On Animation Design and Production Methods
It's interesting how the production method of an animated show—traditionally hand-drawn, Flash-style "paper" marionette, stop motion, or 3D CGI—can so deeply affect design. I've noticed some long-running shows switching from one to the other, typically from hand-drawn to Flash-style, and there is just something... off about them.
The majority of examples come from shows produced for public television, where budgets are more constrained, reliant as they are on endowments, grants and viewer donations, making the transition from more expensive hand-drawn methods toward the considerably cheaper Flash style understandable. All video links are to YouTube.
(Quick aside: one of the aims of my Lightbox animation software project is to narrow the expense gaps between these methods, by applying image processing, machine vision and even light artificial intelligence approaches to the animation production process. More on that some other time.)
Take Arthur, the PBS Kids TV series created by Marc Brown that revolves around the life and times of 8-year old anthropomorphic aardvark. Here's a random episode from season 5, and here's one from last year. (Skip ahead about 2 minutes, past the intro, which has been in use for years and was made using an earlier production method. So good, though!) It's subtle, indicating a tremendous level of skill applied, but you can notice little stiff shifts and stretchy "tweens" on characters that weren't there in the earlier episode. There's also a giveaway whenever a character turns its head 180 degrees, as the turning head is replaced with a different drawing facing forward, then another animated section to finish the rotation to the other side.
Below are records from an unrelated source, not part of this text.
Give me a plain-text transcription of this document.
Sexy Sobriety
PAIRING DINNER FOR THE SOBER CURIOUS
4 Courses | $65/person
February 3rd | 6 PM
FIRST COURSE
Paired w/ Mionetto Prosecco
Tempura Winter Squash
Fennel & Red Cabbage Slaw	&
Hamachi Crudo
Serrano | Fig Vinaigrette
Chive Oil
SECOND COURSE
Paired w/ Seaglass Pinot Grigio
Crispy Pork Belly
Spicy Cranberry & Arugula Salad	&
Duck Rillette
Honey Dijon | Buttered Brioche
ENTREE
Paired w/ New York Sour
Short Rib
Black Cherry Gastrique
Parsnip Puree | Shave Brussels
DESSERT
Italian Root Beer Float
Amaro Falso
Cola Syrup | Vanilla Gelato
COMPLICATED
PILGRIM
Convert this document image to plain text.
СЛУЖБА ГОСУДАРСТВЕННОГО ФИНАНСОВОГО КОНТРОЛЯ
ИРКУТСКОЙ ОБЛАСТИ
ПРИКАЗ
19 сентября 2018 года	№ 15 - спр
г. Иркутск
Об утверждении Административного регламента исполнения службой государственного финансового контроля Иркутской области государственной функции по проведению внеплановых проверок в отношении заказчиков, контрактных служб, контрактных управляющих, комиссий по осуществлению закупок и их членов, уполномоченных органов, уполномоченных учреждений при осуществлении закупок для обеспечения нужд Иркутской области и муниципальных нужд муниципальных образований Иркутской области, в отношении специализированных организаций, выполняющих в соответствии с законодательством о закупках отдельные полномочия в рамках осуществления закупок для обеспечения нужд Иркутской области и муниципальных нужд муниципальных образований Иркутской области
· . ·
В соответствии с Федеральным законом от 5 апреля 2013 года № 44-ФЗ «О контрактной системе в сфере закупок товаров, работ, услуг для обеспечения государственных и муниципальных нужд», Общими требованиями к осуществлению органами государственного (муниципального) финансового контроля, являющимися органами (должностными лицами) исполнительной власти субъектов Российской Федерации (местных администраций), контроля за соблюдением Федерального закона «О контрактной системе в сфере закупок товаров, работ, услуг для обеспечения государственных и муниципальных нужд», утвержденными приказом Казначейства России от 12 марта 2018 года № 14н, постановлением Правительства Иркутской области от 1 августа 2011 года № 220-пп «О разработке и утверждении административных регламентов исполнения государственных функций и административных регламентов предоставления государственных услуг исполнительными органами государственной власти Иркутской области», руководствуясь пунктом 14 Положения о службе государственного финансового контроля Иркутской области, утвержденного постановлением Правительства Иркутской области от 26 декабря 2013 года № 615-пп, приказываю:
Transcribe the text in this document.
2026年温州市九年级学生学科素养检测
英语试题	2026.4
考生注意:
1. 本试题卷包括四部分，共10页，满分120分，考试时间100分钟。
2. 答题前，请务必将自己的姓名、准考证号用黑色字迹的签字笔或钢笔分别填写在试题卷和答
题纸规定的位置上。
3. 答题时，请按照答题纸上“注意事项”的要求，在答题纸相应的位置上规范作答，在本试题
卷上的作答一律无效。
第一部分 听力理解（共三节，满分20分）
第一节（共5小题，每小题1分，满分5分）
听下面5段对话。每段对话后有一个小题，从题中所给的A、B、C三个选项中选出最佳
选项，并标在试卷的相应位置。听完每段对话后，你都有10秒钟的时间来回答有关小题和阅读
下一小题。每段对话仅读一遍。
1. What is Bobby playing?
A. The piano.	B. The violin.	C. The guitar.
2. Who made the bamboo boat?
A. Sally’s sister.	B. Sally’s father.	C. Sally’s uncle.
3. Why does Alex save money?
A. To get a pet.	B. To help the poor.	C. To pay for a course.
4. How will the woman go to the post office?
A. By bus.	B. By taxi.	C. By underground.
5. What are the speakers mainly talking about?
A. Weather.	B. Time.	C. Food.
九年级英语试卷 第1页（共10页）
These are time-savers, but for someone familiar with the show from years ago and attuned to animation nuance, it's a clear decline in visual style and fidelity.
A much worse example is Caillou. Here's an early episode, and here's a more recent one. In the latter you can clearly see how appendages and even the heads take on a "paper puppet" visual character. (It doesn't help that the quality of the drawing is also much worse.)
This decline is not an intrinsic of "Flash-style" animation, but rather a consequence of linearly adapting a design prepared based on a different production method. As a counterpoint, Martha Speaks is an excellently designed show done in paper puppet fashion—and Word Girl a poorly designed and sloppily animated one, with tweens ev-er-y-where (but the writing is pretty clever).
I'm yet to see a show transition from a hand drawn design style to a puppet-and-tween-based vector production method without its visual presentation suffering for it, however slightly. In fact, this effect is so strong that even a completely new show, albeit based on the same source material and with an inevitable creative debt to its predecessor, can not seem to escape it: Bryan Redeagle (@misterpoppet on App.net and Ello) pointed out to me the 1994 to 1997 The Busy World of Richard Scarry and its decade-later sequel, 2007 to 2010's Busytown Mysteries (aka Hurray for Huckle).
At this point it is my thesis that it is an intrinsic, fundamental trait of any animation production that must be carefully considered up-front, and a part of the process that I'm now thinking about how to facilitate with digital tools.